I worked for this company and Forrest Baker. He could best be described to those who don't know him as much like a John Nash portrayed in the film A Beautiful Mind. Mr.Baker is well intentioned, but fraudulent. He claims not to be a Mormon, but believes God tells him what do to. He has branded his own version of Mormonism where God has told him to change the world through movies. He also maintains the Mormon belief of polygamy. He does this by claiming to reform prostitutes and drug addicts. He doesn't officially marry these girls, most half his age, but her pays them to stop prostitution and rely on him alone to provide for them financially and spiritually. Some of them have credit cards and houses he provides. He is most likely schizophrenic, but doesn't take medication that anyone knew of. I think he has eight kids of his own. He has many sports cars and houses. He doesn't pay any of his bills on time. Those who work for him like him and say he is very kind and generous. He trusts very few. I didn't get to work with him directly, but have a few good friends who did and what I am sharing is only a small part of what I have learned from very reliable first-hand sources who worked in his inner-circle. He has a prodigy named Mike who does his dirty work employing Utah State University kids to telemarket his ideas and I guess he still makes millions from that, but he cannot be linked to it. I don't know the name of that company. I learned he was sued by the FCC and lost. When I worked there I was able to have live calls and saw a little bit of the auto calls called ANGEL. It gave me a headache and I quit.
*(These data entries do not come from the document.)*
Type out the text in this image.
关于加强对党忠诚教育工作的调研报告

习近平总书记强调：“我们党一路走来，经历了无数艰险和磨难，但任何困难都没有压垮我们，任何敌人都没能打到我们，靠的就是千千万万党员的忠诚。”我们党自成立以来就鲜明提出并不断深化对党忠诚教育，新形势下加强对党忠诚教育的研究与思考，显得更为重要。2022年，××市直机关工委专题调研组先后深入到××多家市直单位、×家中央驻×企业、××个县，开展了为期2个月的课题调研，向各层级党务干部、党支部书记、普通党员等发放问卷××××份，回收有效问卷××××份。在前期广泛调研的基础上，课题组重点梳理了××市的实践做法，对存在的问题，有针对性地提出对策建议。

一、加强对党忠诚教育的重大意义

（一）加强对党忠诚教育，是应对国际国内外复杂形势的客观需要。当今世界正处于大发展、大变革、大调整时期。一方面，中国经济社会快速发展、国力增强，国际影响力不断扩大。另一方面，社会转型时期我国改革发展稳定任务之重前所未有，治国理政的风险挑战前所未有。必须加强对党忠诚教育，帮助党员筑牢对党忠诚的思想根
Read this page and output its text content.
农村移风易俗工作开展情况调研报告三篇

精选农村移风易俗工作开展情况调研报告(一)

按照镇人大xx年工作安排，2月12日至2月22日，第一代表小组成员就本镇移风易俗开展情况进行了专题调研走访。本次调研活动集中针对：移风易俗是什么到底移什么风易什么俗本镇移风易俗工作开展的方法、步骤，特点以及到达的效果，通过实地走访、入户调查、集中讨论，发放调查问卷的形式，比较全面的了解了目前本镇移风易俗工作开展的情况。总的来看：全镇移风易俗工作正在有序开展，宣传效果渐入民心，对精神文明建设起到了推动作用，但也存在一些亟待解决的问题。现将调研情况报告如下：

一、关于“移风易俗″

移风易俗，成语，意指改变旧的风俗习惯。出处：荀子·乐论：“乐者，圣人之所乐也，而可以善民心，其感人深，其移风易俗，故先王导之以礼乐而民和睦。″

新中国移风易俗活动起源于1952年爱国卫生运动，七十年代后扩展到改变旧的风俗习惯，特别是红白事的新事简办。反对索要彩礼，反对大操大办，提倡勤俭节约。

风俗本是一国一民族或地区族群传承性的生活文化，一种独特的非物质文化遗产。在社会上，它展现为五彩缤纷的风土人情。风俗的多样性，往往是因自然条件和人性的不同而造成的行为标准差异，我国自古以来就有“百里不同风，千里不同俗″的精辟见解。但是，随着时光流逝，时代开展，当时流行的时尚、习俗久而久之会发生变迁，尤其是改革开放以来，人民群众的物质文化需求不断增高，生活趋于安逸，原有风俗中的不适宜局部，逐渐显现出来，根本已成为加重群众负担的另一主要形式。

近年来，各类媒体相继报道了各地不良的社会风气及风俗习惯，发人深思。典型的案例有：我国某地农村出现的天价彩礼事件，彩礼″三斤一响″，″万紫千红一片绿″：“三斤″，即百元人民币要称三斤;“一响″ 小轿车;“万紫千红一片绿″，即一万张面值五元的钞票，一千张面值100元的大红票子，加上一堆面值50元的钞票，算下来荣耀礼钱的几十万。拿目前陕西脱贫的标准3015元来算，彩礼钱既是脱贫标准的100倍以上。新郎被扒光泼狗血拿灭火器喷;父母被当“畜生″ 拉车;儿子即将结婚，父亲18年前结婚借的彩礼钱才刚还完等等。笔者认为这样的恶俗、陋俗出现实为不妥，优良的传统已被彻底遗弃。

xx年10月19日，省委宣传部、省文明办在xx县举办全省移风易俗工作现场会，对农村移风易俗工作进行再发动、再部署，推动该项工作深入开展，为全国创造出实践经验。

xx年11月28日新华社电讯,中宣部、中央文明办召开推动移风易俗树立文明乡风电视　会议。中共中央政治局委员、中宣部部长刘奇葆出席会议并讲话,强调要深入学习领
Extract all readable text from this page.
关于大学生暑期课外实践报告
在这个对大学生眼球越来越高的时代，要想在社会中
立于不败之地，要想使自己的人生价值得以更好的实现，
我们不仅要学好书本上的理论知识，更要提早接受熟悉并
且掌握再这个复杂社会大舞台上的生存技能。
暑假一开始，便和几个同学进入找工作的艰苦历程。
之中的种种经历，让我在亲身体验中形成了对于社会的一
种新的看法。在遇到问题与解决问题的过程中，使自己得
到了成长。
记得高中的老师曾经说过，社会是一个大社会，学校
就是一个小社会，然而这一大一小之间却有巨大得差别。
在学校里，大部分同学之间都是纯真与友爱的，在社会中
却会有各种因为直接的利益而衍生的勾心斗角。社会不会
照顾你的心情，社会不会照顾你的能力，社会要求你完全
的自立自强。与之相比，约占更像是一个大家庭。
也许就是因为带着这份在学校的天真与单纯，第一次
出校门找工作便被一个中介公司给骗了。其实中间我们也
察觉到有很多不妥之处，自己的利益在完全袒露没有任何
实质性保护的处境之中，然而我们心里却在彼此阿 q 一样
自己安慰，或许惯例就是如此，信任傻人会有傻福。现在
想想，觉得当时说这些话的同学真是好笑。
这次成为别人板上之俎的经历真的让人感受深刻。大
I told my friend only a crazy person could create that stuff and that's when he started telling me things that shocked me. It was almost like a religion. There was one great young guy that ran everything for Forrest and he was a great public speaker and I loved his motivation , but I heard he left and started his own company and after that Forrest went downhill. Pretty soon all the good people left. Sorry for how long this is, but I thought a little inside information could help.

Anonymous said...

Anonymous, thanks for the information you provided on May 19th. Some years back, I received calls from FFFF and asked them if they were a Mormon organization. They responded that they weren't but were just interested in providing good family-themed entertainment. As I already had some issues with Hollywood non-family-themed movies I agreed to purchase some of their movies. I have to say that my children and I did enjoy those movies. Still, there had always been this question in the back of my mind. So, I stopped buying them. When I saw the article in Bloomberg Business Week on Mormon business holdings, it reawakened in my mind the desire to get a definitive answer. Anonymous, your response helped me get the information I needed. For a company interested in developing "good family values" FFFF's business practices don't measure up. I'm disappointed but not surprised.

Anonymous said...

As a former team manager at FFFF I can confirm forest Baker not only helps these young ladies, He has also been their customer. He was kicked out of the Mormon church because of this. I don't know if he is back in it. But he very much still believes in it.